The current study has several limitations. Importantly, the data is retrospective consisting of inherent biases, with possible inaccurate or unreported data entry. As a survey-based study, it is prone to recall bias among responding subjects. Additionally, while this database accounts for many significant socio-economical and clinical factors, direct ascertainment of other relevant clinical information is lacking, such as known malignancy risk factors, including family history, personal genetic risk factors, detailed history of medical comorbidities, and diet. Importantly, all analyses were based on self-reported outcomes without confirmation of type and timing of cancer diagnosis. There is also no data on the timing and frequency of cancer screening tests, only if they had ever had the respective test. As previously stated, LGBs may also have been deterred from reporting their SO due to fear of discrimination; therefore, some response bias may be present. However, the anonymous nature of the surveys makes this bias less likely in our opinion. Another limitation of the current study is that only SO self-identification was assessed, which is only one out of three dimensions that need to be assessed. This is not aligned with published best practice recommendations for measuring SO. Conceptually, SO has three major dimensions: self-identification (how one identifies one’s SO), sexual behavior (the sex of sex partners; i.e., same sex, different sex, both sexes, or never had sex) and sexual attraction (sex or gender of individuals that someone feels attracted to) [46].

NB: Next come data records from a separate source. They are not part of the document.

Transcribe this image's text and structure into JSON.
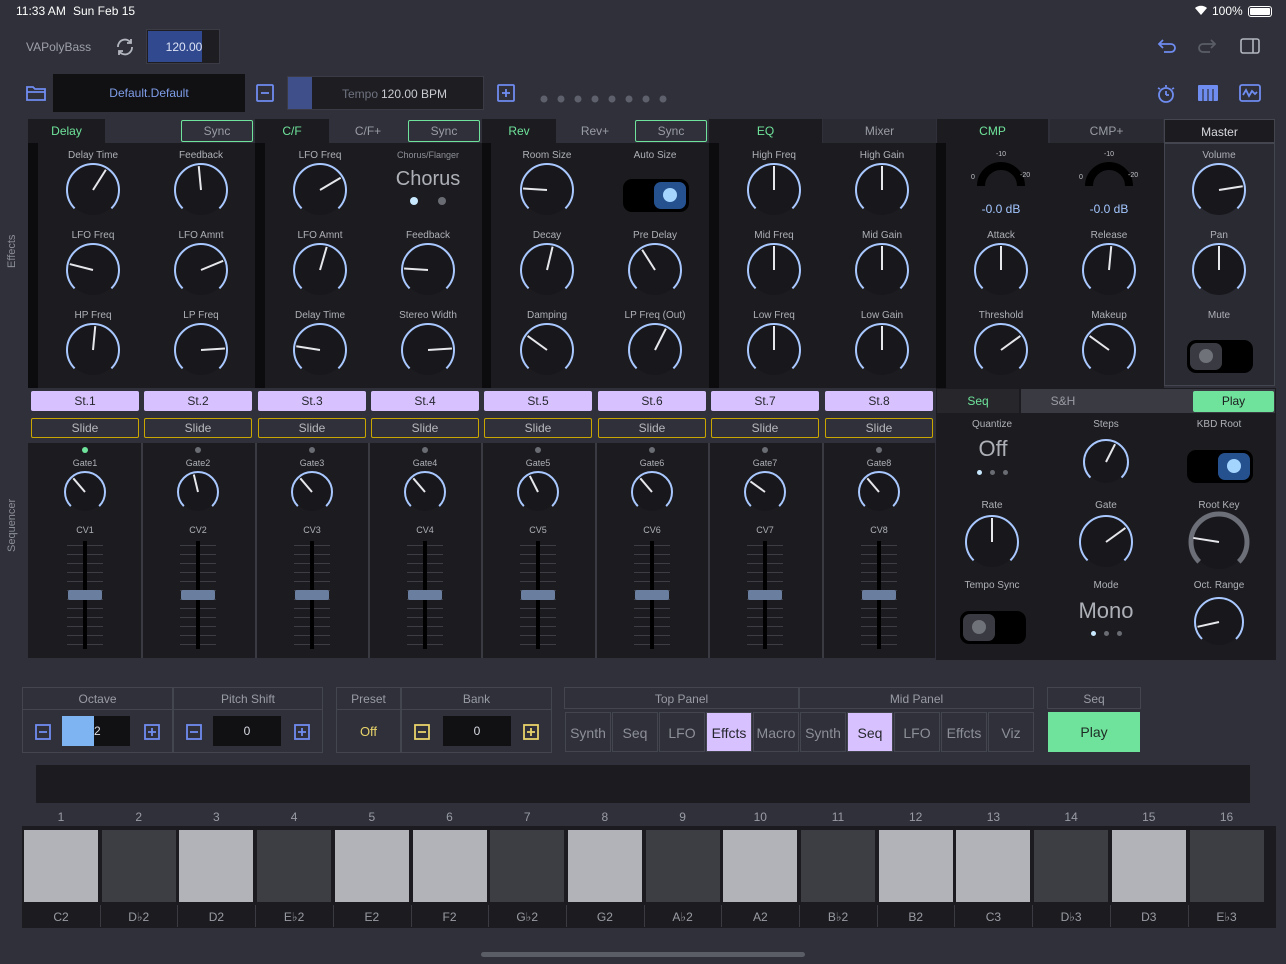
{
  "status_bar": {
    "time": "11:33 AM",
    "date": "Sun Feb 15",
    "battery": "100%"
  },
  "toolbar": {
    "preset_name": "VAPolyBass",
    "tempo_value": "120.00",
    "patch_name": "Default.Default",
    "tempo_label": "Tempo",
    "tempo_bpm": "120.00 BPM",
    "page_dots": 8
  },
  "effects_side_label": "Effects",
  "sequencer_side_label": "Sequencer",
  "effect_tabs": [
    {
      "label": "Delay",
      "active": true
    },
    {
      "label": "Sync",
      "outlined": true
    },
    {
      "label": "C/F",
      "active": true
    },
    {
      "label": "C/F+"
    },
    {
      "label": "Sync",
      "outlined": true
    },
    {
      "label": "Rev",
      "active": true
    },
    {
      "label": "Rev+"
    },
    {
      "label": "Sync",
      "outlined": true
    },
    {
      "label": "EQ",
      "active": true
    },
    {
      "label": "Mixer"
    },
    {
      "label": "CMP",
      "active": true
    },
    {
      "label": "CMP+"
    },
    {
      "label": "Master",
      "active_white": true
    }
  ],
  "knob_labels": {
    "delay": [
      "Delay Time",
      "Feedback",
      "LFO Freq",
      "LFO Amnt",
      "HP Freq",
      "LP Freq"
    ],
    "chorus": [
      "LFO Freq",
      "LFO Amnt",
      "Feedback",
      "Delay Time",
      "Stereo Width"
    ],
    "chorus_small_label": "Chorus/Flanger",
    "chorus_mode": "Chorus",
    "reverb": [
      "Room Size",
      "Auto Size",
      "Decay",
      "Pre Delay",
      "Damping",
      "LP Freq (Out)"
    ],
    "eq": [
      "High Freq",
      "High Gain",
      "Mid Freq",
      "Mid Gain",
      "Low Freq",
      "Low Gain"
    ],
    "cmp": [
      "Attack",
      "Release",
      "Threshold",
      "Makeup"
    ],
    "cmp_meters": [
      {
        "left": "0",
        "top": "-10",
        "right": "-20",
        "value": "-0.0 dB"
      },
      {
        "left": "0",
        "top": "-10",
        "right": "-20",
        "value": "-0.0 dB"
      }
    ],
    "master": [
      "Volume",
      "Pan",
      "Mute"
    ]
  },
  "steps": {
    "labels": [
      "St.1",
      "St.2",
      "St.3",
      "St.4",
      "St.5",
      "St.6",
      "St.7",
      "St.8"
    ],
    "slide_label": "Slide",
    "gates": [
      "Gate1",
      "Gate2",
      "Gate3",
      "Gate4",
      "Gate5",
      "Gate6",
      "Gate7",
      "Gate8"
    ],
    "cvs": [
      "CV1",
      "CV2",
      "CV3",
      "CV4",
      "CV5",
      "CV6",
      "CV7",
      "CV8"
    ]
  },
  "seq_panel": {
    "tabs": [
      "Seq",
      "S&H"
    ],
    "play": "Play",
    "labels": [
      "Quantize",
      "Steps",
      "KBD Root",
      "Rate",
      "Gate",
      "Root Key",
      "Tempo Sync",
      "Mode",
      "Oct. Range"
    ],
    "quantize_value": "Off",
    "mode_value": "Mono"
  },
  "bottom": {
    "octave_label": "Octave",
    "octave_value": "2",
    "pitch_label": "Pitch Shift",
    "pitch_value": "0",
    "preset_label": "Preset",
    "preset_value": "Off",
    "bank_label": "Bank",
    "bank_value": "0",
    "top_panel_label": "Top Panel",
    "mid_panel_label": "Mid Panel",
    "seq_label": "Seq",
    "play_label": "Play",
    "top_segments": [
      "Synth",
      "Seq",
      "LFO",
      "Effcts",
      "Macro"
    ],
    "mid_segments": [
      "Synth",
      "Seq",
      "LFO",
      "Effcts",
      "Viz"
    ]
  },
  "keyboard": {
    "numbers": [
      "1",
      "2",
      "3",
      "4",
      "5",
      "6",
      "7",
      "8",
      "9",
      "10",
      "11",
      "12",
      "13",
      "14",
      "15",
      "16"
    ],
    "notes": [
      "C2",
      "D♭2",
      "D2",
      "E♭2",
      "E2",
      "F2",
      "G♭2",
      "G2",
      "A♭2",
      "A2",
      "B♭2",
      "B2",
      "C3",
      "D♭3",
      "D3",
      "E♭3"
    ]
  },
  "colors": {
    "accent_green": "#6fe39b",
    "accent_lilac": "#d7c2ff",
    "accent_blue": "#6f8cf0",
    "slide_gold": "#c9a700"
  }
}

Despite these limitations, our study represents a large and nationally representative cohort of US men and women providing self-reported outcomes. These data suggest that in addition to other established and known specific socio-economic risk factors, LGBs may be less likely to undergo screening of prevalent sex-specific malignancies such as PCa, BC, and CC. These findings suggest that a change is needed in current practices, and providers may need additional education about the need to screen LGB adults for sex-specific cancers. Furthermore, questions regarding SO should be implemented routinely when gathering medical histories from patients to better identify and assist this potentially “at-risk” population.